Insolvency definition

The definition of insolvency reads as: Someone who is unable to pay their debts on time. Insolvency typically refers to a business’ inability to pay off their debts.

The United Kingdom Insolvency Law deals with insolvency of corporations and individuals within the United Kingdom.
The legislation involved within this law is the Insolvency Act of 1986 and the Enterprise Act of 2002.

Although insolvency is used together with businesses and individuals it is not the same as a Bankruptcy.

Bankruptcy is the consequence of the Courts trying to resolve the insolvency. Bankruptcy is not used in corporations but is left for individuals.

A business can be insolvent in two different ways. The first is called Cash Flow Insolvency.

Cash Flow Insolvency means that the company is unable to pay their debts as they become due. Cash Flow Insolvency has recently been redefined to include not just the current debt that cannot be paid but whether or not future debts will be able to be paid.

The second is called a Balance Sheet Insolvency.

Balance Sheet Insolvency means that the company has negative assets and their liabilities exceed those assets.

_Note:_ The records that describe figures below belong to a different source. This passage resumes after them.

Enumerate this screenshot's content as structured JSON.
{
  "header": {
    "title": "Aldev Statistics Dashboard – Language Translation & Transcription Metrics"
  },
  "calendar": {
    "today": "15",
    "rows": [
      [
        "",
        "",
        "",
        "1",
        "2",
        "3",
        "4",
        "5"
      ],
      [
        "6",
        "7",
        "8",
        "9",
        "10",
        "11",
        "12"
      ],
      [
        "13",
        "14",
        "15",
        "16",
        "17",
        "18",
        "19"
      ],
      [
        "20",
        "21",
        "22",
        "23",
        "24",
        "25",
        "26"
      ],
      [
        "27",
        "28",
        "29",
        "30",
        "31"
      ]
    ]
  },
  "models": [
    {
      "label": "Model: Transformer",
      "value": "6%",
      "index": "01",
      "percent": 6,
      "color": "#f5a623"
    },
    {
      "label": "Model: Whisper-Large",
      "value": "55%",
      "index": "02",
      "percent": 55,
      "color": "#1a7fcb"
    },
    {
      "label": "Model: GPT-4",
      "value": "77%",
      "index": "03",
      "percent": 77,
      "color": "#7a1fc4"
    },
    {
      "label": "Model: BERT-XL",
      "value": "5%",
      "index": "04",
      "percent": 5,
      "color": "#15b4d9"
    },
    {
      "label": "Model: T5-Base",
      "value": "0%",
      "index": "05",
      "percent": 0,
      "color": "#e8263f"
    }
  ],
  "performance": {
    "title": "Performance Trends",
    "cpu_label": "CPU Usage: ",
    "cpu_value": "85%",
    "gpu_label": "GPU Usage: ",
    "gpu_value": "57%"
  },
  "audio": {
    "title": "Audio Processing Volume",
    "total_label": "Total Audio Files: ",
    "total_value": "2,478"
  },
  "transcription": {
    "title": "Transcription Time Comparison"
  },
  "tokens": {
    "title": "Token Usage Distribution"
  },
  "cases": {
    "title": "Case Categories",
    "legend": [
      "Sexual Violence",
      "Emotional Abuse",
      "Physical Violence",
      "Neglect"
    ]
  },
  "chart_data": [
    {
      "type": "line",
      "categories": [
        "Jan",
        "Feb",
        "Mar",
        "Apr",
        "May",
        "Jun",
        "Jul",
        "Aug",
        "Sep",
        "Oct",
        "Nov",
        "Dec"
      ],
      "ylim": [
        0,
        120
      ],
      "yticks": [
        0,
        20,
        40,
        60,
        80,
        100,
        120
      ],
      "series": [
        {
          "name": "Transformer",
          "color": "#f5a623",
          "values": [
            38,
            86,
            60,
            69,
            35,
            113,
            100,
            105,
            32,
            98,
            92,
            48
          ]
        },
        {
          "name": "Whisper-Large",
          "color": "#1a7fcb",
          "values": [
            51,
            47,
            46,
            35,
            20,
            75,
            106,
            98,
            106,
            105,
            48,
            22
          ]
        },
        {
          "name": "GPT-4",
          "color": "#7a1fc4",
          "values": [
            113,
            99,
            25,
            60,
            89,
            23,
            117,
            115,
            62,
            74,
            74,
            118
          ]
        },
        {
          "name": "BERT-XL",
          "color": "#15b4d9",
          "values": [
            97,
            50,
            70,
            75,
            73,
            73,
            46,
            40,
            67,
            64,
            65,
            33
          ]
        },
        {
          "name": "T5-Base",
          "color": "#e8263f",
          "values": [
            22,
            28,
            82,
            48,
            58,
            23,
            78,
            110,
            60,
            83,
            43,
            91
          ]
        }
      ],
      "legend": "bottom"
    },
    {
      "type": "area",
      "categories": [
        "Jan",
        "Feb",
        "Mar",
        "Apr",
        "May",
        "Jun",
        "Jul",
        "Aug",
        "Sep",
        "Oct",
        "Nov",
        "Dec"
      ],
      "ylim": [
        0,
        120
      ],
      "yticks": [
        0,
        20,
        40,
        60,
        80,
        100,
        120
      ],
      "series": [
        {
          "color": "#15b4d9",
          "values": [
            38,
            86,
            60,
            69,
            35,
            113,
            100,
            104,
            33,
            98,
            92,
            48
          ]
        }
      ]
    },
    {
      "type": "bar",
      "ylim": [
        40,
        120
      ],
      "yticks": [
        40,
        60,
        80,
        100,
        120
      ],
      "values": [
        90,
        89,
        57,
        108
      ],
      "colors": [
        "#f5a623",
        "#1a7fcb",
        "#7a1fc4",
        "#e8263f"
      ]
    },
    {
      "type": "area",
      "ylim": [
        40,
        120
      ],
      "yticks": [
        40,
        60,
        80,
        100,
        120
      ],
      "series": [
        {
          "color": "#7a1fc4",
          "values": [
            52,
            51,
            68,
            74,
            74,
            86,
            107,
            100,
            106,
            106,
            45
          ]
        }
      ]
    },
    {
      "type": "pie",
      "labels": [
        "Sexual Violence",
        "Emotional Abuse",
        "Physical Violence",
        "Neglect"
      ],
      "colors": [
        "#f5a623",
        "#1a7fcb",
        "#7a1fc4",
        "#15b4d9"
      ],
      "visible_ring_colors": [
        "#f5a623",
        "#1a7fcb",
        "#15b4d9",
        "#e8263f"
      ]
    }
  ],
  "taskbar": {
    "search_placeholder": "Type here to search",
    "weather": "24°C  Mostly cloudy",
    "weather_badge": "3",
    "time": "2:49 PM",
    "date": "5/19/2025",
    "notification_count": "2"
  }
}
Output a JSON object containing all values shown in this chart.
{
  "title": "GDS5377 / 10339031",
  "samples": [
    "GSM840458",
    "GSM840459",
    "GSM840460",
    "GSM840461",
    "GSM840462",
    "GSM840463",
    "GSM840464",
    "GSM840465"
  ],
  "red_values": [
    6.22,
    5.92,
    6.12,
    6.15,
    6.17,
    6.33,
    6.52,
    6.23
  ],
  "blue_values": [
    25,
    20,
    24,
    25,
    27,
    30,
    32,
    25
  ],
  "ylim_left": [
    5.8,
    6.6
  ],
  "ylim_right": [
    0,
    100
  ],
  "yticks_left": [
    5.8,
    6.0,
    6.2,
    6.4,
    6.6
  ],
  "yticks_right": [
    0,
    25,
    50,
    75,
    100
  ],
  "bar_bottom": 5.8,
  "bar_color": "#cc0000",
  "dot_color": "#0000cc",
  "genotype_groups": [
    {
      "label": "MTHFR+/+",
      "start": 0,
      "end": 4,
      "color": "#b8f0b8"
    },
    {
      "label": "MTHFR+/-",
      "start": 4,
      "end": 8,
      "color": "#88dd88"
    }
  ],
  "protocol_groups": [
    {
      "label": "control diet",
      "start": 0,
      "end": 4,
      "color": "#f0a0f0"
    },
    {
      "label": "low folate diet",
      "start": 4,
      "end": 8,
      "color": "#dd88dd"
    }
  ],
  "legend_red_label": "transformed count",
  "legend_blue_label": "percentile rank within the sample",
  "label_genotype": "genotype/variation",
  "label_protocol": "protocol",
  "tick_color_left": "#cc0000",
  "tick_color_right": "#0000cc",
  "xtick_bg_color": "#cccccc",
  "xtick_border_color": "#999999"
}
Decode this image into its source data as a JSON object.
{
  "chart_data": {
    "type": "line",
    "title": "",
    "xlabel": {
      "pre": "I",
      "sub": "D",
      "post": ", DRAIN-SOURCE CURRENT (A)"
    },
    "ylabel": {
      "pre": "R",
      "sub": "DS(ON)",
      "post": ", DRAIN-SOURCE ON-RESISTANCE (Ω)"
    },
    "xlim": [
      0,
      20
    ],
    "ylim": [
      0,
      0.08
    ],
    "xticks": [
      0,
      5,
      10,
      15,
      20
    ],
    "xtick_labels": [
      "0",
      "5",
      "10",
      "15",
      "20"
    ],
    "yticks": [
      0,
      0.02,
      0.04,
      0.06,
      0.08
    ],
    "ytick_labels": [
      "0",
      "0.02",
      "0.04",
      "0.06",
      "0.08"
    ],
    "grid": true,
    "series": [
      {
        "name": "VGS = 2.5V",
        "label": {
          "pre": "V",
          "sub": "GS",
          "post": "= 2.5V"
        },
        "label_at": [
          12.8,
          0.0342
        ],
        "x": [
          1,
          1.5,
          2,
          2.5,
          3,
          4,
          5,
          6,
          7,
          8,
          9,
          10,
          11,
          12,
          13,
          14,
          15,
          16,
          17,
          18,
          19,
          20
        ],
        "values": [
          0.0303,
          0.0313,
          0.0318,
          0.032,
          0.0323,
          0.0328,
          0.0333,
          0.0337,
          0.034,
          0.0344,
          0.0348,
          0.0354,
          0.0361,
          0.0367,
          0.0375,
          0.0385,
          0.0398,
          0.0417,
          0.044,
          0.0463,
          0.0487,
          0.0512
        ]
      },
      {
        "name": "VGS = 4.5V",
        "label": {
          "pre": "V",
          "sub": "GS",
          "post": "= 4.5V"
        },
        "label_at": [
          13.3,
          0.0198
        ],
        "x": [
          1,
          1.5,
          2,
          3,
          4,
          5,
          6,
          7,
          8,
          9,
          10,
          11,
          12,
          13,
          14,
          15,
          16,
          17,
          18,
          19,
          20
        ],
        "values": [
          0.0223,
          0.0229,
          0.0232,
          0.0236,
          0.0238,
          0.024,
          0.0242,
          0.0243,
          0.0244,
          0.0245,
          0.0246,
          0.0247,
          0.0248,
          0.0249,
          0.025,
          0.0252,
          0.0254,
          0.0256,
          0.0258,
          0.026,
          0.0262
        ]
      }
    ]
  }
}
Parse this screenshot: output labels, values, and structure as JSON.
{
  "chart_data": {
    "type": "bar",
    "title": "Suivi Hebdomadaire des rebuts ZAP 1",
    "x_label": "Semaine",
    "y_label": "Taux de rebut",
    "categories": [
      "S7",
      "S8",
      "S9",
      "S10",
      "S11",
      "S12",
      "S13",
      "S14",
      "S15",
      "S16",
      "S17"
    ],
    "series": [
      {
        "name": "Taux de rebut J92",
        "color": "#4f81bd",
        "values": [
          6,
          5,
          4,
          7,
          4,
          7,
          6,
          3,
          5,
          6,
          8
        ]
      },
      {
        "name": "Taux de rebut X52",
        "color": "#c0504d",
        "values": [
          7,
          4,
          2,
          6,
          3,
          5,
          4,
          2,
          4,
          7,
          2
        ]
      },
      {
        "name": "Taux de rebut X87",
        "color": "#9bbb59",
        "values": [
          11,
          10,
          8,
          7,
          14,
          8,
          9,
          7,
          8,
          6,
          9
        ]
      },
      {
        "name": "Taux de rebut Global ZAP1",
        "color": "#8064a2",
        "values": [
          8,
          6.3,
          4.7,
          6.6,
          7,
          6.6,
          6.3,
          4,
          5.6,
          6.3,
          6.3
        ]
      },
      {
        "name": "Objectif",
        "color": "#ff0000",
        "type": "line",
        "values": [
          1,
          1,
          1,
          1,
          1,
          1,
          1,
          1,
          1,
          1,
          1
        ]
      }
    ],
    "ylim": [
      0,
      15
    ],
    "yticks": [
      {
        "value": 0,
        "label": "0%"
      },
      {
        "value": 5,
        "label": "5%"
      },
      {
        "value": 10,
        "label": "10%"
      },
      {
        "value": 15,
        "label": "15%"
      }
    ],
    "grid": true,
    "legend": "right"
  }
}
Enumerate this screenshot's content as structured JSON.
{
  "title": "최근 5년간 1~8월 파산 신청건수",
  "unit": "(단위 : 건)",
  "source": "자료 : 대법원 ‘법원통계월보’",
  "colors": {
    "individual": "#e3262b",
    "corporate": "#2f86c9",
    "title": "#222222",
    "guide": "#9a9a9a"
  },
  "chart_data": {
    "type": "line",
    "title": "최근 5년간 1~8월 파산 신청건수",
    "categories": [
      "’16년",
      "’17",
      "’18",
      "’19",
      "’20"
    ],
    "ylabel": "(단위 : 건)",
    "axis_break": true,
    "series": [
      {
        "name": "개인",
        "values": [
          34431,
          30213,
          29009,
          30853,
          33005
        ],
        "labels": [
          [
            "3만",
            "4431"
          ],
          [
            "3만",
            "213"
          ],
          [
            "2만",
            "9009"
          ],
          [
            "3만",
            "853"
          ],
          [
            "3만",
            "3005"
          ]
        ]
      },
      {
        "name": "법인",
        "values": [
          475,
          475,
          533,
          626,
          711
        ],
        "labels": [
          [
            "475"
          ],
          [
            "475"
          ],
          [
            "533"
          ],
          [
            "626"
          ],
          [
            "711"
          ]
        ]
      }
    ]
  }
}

The legal definition of insolvency is defined using cash flow and balance sheet within the UK Insolvency Act of 1986 dictated below:

s.123. Definition of inability to pay debts:

  1. A company is deemed unable to pay its debts if it is proved to the satisfaction of the Court that is unable to pay its debts as they fall due. (Cash Flow Insolvency).
  2. A company is also deemed unable to pay its debts if it is proved to the satisfaction of the Court that the value of the company’s assets is less than the amount of its liabilities, taking into account its contingent and prospective liabilities. (Balance Sheet Insolvency).

The Insolvency Act focuses mainly on debt for businesses and corporations within the United Kingdom. Its aim is to assist those who need debt relief so that they may repay their debts and keep their business from failing.

This process is known by two terms, Business Turnaround and Business Recovery.

Reconstruction your Debt

Rebuilding your debt does not have to be a legal matter, if possible and feasible you can reconstruct your debt on your own. This is called Workout.

Workouts have grown in popularity but can only be accomplished if all parties involved are in agreement and the business in debt is able to make the necessary payments.

Typically debt reconstruction is handled through professionals trained in insolvency as well as Reconstruction Practitioners. Either of these choices are a cheaper solution to Bankruptcy.

Insolvency Specific to the United Kingdom

In the United Kingdom Bankruptcies are kept for individuals experiencing debt troubles. Companies that are insolvent are not Bankrupt they are instead put up for liquidation.

The liquidation process can be initiated by the company’s board of directors as well as by an Insolvency Practitioner that will serve as the liquidator.

In order for a liquidation to be legally binding a meeting of the company’s Creditors must take place and the Creditors must also have a say in who the liquidator is. This process is known as the Creditors Voluntary Liquidation.

Liquidation is also known as winding-up or dissolution. Creditors reserve the right to petition the Courts for a winding-up, if the winding-up is granted the company will then be placed into compulsory liquidation by the Court.

There are two main insolvency procedures implemented by the Insolvency Act of 1986 that gives companies time to resolve their debt or at the very least keep their business. These two procedures are called Administration and Company Voluntary Arrangement.

Administration simply offers a company relief from their Creditors so that they can make positive efforts in restructuring their business. It also provides the company with time to negotiate with their Creditors in an effort to avoid liquidation.

Company Voluntary Arrangement is a legally binding agreement between the Creditors and the company where they have negotiated a payment plan. This plan is arranged so that the company will pay back a fraction of their debt having the remaining balance wiped clean.

Insolvency Procedure in the United Kingdom

For companies that go insolvent in the United Kingdom there are four specific kinds of procedure to follow:

  • Administration: the rescue of a company.
  • Receivership: assets are taken over by the Creditors.
  • Liquidation: company is terminated.
  • Company Voluntary Arrangement: company directors negotiate with Creditors.

In select jurisdictions within the United Kingdom it is illegal to continue to operate your business while it is insolvent.